Texas State University, like its home in central Texas, is a melting pot of many ingredients. You’ll learn about new holidays like Juneteenth and Cinco de Mayo. You’ll get used to seeing armadillos and deer mixing with palm trees and prickly pear and cedar and live oak. And you’ll learn that pretty durn nearly everyone is friendly.
This will become immediately apparent at the traditional opening of the academic year, the LBJ Birthday Picnic. Here, on the grounds of the Texas State President’s house (weather willing), you’ll have a great chance to meet and greet, and celebrate one of the University’s most renowned alumni, Lyndon B. Johnson, with Texas food and Texas music and, if you’re in the mood, Texas dancing.
And, mixed in with departmental/school meetings during the first week will be the Faculty Convocation at which the President talks about the state of the University and presents faculty awards. So in combination with those events, this New Faculty Website should help you for the first few weeks as you become accustomed to our teaching and learning community as well as the Hill Country that surrounds it. Here you will find information about your New Faculty Orientation and the Program for Excellence in Teaching and Learning workshops that will support you throughout your first year. Also, we provide access to some basics like how to get your faculty identification card, parking registration, e-mail address and other routine but necessary items. And of course we have our own way of doing course syllabi and curricula vitae, so we’ll point you to the various official University and academic policies you might want to take a look at.
We’ve organized all this information using what we’ll call top tabs and side tabs. The top tabs are specifically related to things you need to know right away. The side tabs are a bit more general and you’ll need them sooner or later, but probably not right now. Most of these are reminders since you’ll hear (or read) most of it during new faculty orientation under “Getting Started,” but hearing and remembering aren’t the same thing.
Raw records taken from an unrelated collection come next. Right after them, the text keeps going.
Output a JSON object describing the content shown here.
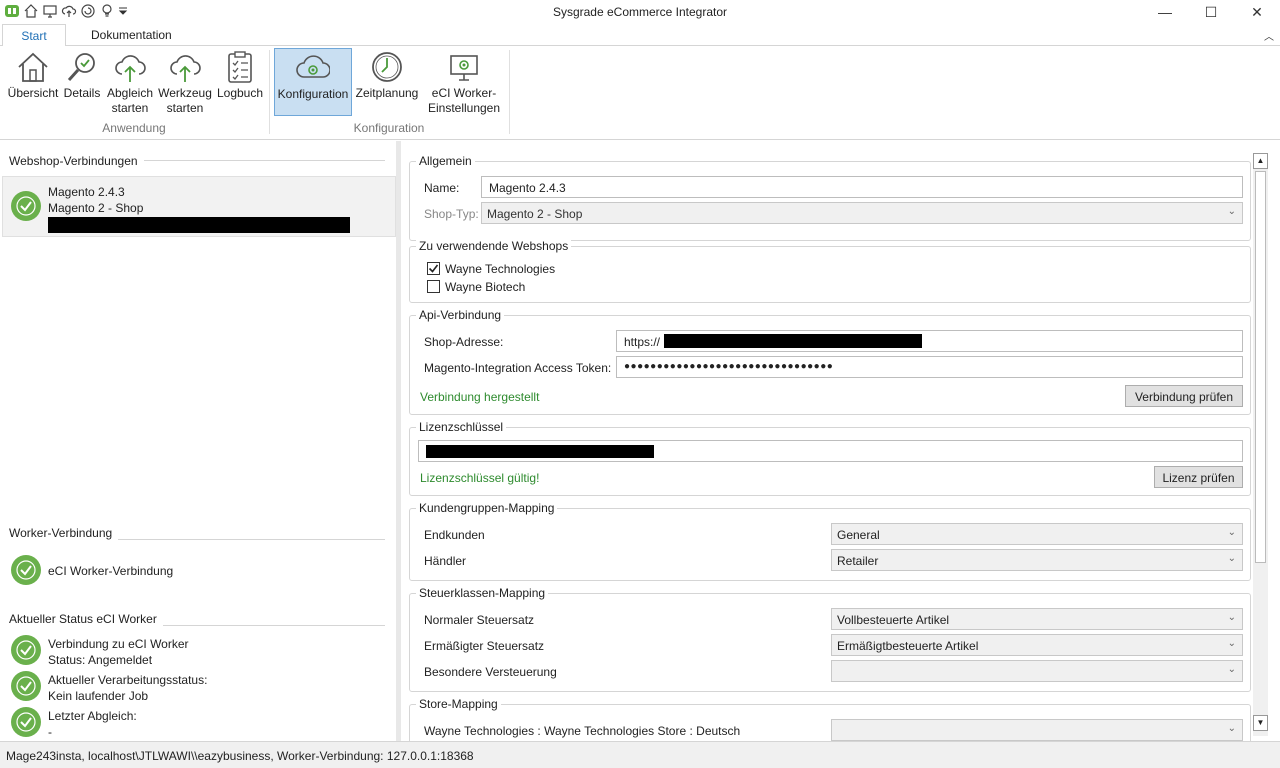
{
  "window": {
    "title": "Sysgrade eCommerce Integrator",
    "quick_access_icons": [
      "app-icon",
      "home-icon",
      "monitor-icon",
      "cloud-sync-icon",
      "refresh-icon",
      "lightbulb-icon",
      "dropdown-icon"
    ],
    "controls": {
      "minimize": "—",
      "maximize": "☐",
      "close": "✕"
    }
  },
  "tabs": [
    {
      "label": "Start",
      "active": true
    },
    {
      "label": "Dokumentation",
      "active": false
    }
  ],
  "ribbon": {
    "groups": [
      {
        "label": "Anwendung",
        "buttons": [
          {
            "label": "Übersicht",
            "icon": "house-icon"
          },
          {
            "label": "Details",
            "icon": "magnifier-check-icon"
          },
          {
            "label1": "Abgleich",
            "label2": "starten",
            "icon": "cloud-upload-icon"
          },
          {
            "label1": "Werkzeug",
            "label2": "starten",
            "icon": "cloud-upload-icon"
          },
          {
            "label": "Logbuch",
            "icon": "checklist-icon"
          }
        ]
      },
      {
        "label": "Konfiguration",
        "buttons": [
          {
            "label": "Konfiguration",
            "icon": "cloud-gear-icon",
            "selected": true
          },
          {
            "label": "Zeitplanung",
            "icon": "clock-icon"
          },
          {
            "label1": "eCI Worker-",
            "label2": "Einstellungen",
            "icon": "computer-gear-icon"
          }
        ]
      }
    ]
  },
  "left": {
    "webshop_title": "Webshop-Verbindungen",
    "connection": {
      "line1": "Magento 2.4.3",
      "line2": "Magento 2 - Shop"
    },
    "worker_title": "Worker-Verbindung",
    "worker_item": "eCI Worker-Verbindung",
    "status_title": "Aktueller Status eCI Worker",
    "status_items": [
      {
        "line1": "Verbindung zu eCI Worker",
        "line2": "Status: Angemeldet"
      },
      {
        "line1": "Aktueller Verarbeitungsstatus:",
        "line2": "Kein laufender Job"
      },
      {
        "line1": "Letzter Abgleich:",
        "line2": "-"
      }
    ]
  },
  "right": {
    "allgemein": {
      "title": "Allgemein",
      "name_label": "Name:",
      "name_value": "Magento 2.4.3",
      "shoptyp_label": "Shop-Typ:",
      "shoptyp_value": "Magento 2 - Shop"
    },
    "webshops": {
      "title": "Zu verwendende Webshops",
      "items": [
        {
          "label": "Wayne Technologies",
          "checked": true
        },
        {
          "label": "Wayne Biotech",
          "checked": false
        }
      ]
    },
    "api": {
      "title": "Api-Verbindung",
      "address_label": "Shop-Adresse:",
      "address_value": "https://",
      "token_label": "Magento-Integration Access Token:",
      "token_value": "●●●●●●●●●●●●●●●●●●●●●●●●●●●●●●●●",
      "status": "Verbindung hergestellt",
      "check_button": "Verbindung prüfen"
    },
    "lizenz": {
      "title": "Lizenzschlüssel",
      "status": "Lizenzschlüssel gültig!",
      "check_button": "Lizenz prüfen"
    },
    "kundengruppen": {
      "title": "Kundengruppen-Mapping",
      "rows": [
        {
          "label": "Endkunden",
          "value": "General"
        },
        {
          "label": "Händler",
          "value": "Retailer"
        }
      ]
    },
    "steuer": {
      "title": "Steuerklassen-Mapping",
      "rows": [
        {
          "label": "Normaler Steuersatz",
          "value": "Vollbesteuerte Artikel"
        },
        {
          "label": "Ermäßigter Steuersatz",
          "value": "Ermäßigtbesteuerte Artikel"
        },
        {
          "label": "Besondere Versteuerung",
          "value": ""
        }
      ]
    },
    "store": {
      "title": "Store-Mapping",
      "rows": [
        {
          "label": "Wayne Technologies : Wayne Technologies Store : Deutsch",
          "value": ""
        }
      ]
    }
  },
  "statusbar": {
    "text": "Mage243insta, localhost\\JTLWAWI\\\\eazybusiness, Worker-Verbindung: 127.0.0.1:18368"
  }
}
“Moving and Living” includes a list of Chambers of Commerce members in the communities where most of our faculty choose to live, school district contact information in those same communities, how to get to campus and how to travel around campus once you’re here, including maps. “Getting Started” has the all-important schedule for that new faculty orientation, as well as getting identification, parking on campus and driving in Texas, getting connected with your computer and other campus technology, etc. It also points you to information about setting up and managing your classes, the schedule for the Program in Excellence in Teaching and Learning Program that you will participate in during your first year, and other resources that might be useful in this area. There is similar useful info for setting up and supporting your research program. Service, by the way, is also important but has been left out since you’ll need to settle in for awhile before you’re ready to start contributing in this area.
We finish up with “Contacts,” which as you night expect, gives you some other important phone numbers and websites on campus that could be helpful as questions arise. One of the most important is Academic Development and Assessment since we not only participate in your orientation and host your Program for Excellence in Teaching and Learning, but also are ready for almost any question. In case you’ve already got one, here we are: (www.ada.txstate.edu).
Off to the left side are the more general resources for information. “Texas State Essentials” includes contact information for Human Resources, Benefits like Health, Business Services, Lifestyle Resources, and others. This may overlap somewhat with the Top Tabs, but better twice than not at all, right?
We hope you find these references useful as you’re “fixin’ to get ready to settle in” as some Texans say. And remember www.ada.txstate.edu/newfaculty or 512-245-2112. That’s us and we’re ready to help. And you should know that, as at most campuses, the best sources of guidance and helpful information are usually your department chairs/school directors and their administrative assistants.